Sejak bulan agustus aku dikurung dalam kamar, jadi tawanan bapak kandungku
sendiri. Kata bapak: Aku dipingit, karena pada bulan september ada dua orang
lelaki akan melamarku. Aku tahu siapa mereka. terus terang aku tidak suka
keduanya. Aku mohon pada bapak untuk diperkenan memilih jodoh sendiri. Tapi
bapak menolak mentah-mentah, meski setuju bahwa aku tidak usah menerima lamaran
keduanya. Sejak itu timbul perasaan aneh dalam hatiku. Setiap kulihat bapak,
aku seperti melihat hantu jahat. Dia menguasai hidupku, aku benci padanya.

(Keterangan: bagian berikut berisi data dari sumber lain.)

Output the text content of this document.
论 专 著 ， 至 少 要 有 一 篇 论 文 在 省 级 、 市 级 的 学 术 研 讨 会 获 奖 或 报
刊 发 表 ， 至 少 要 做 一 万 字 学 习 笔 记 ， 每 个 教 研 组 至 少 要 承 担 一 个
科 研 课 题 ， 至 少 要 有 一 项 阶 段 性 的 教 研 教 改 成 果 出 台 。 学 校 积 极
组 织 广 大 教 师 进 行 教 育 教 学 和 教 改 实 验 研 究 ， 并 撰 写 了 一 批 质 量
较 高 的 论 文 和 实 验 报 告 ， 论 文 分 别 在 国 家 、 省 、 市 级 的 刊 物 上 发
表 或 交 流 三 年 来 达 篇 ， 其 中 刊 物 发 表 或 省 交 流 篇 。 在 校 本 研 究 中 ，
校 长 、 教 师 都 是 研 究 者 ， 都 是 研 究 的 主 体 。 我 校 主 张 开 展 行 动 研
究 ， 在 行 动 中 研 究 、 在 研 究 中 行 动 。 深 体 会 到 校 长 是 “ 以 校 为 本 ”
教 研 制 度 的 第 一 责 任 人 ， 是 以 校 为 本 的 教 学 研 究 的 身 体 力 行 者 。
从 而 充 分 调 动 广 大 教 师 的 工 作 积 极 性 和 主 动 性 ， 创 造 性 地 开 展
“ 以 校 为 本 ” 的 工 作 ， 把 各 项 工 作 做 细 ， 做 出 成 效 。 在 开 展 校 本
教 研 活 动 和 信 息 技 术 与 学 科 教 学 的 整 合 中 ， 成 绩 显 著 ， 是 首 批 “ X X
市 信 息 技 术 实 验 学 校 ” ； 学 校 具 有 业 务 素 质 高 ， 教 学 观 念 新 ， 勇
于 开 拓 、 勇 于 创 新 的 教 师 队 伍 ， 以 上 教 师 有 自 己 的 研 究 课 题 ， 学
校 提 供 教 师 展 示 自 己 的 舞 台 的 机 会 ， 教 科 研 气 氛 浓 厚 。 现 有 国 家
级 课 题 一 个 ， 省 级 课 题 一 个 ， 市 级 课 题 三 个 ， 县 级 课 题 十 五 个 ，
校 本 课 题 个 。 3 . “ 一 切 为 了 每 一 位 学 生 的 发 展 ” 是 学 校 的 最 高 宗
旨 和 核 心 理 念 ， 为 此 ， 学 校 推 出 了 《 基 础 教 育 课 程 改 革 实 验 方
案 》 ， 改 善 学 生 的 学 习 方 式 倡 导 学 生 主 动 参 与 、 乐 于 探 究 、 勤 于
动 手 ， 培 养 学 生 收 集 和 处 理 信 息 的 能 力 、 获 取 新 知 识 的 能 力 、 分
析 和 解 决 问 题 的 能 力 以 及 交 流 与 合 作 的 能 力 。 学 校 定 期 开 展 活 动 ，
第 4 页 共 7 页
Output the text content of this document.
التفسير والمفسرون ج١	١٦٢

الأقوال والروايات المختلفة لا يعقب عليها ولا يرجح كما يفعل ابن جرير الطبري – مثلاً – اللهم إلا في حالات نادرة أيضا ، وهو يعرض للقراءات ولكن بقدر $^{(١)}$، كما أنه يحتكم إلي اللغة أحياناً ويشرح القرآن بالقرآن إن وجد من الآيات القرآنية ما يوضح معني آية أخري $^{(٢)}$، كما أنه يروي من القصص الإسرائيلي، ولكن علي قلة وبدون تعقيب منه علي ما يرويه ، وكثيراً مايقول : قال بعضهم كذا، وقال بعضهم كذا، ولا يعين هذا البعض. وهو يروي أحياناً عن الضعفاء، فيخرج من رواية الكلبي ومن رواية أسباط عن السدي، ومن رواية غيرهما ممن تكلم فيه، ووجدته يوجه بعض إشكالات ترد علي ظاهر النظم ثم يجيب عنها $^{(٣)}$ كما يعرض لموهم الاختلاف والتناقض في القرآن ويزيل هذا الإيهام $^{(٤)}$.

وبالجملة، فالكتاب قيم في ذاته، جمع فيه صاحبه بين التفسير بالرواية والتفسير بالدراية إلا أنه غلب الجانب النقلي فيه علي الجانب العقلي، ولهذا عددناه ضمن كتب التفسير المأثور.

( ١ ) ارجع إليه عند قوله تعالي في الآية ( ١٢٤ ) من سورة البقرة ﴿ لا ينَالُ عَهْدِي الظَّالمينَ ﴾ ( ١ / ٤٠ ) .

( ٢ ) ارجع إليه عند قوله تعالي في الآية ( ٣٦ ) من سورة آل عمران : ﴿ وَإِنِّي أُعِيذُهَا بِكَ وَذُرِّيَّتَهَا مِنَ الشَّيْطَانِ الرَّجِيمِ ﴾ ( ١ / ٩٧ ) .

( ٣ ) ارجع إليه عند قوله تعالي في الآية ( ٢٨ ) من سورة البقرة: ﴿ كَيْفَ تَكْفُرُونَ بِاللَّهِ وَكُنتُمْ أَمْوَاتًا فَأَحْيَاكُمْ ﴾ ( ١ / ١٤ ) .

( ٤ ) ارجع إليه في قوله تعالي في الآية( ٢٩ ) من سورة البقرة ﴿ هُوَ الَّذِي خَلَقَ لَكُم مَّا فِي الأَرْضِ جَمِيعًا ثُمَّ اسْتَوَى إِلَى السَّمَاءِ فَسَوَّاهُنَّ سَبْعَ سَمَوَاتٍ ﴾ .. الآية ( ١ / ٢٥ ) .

Sekali pernah kucoba lari, tapi bapak berhasil mencegatku. Aku disiksa dengan
kejam, dilempar dalam ruangan terkunci. Ya. Bapak berusaha menghiburku dengan
belalian sayang. Tapi aku muak. Dia membelaiku tidak sebagai anak kandung
sendiri, tetapi sebagai wanita. Aku menolak, bahkan memberontak dengan segala
daya. Dan kini aku seolah-olah semakin tercekik dalam kengerian. Mas, aku tak
tahan lagi. demi Tuhan, tolong aku. Selamatkan dari hantu jahat ini. atau aku
akan terpaksa menyelamatkan diriku sendiri dengan caraku sendiri. Itu terpaksa
kutempuh. Bila aku sudah tidak bisa bertahan lagi menghadapi si hantu……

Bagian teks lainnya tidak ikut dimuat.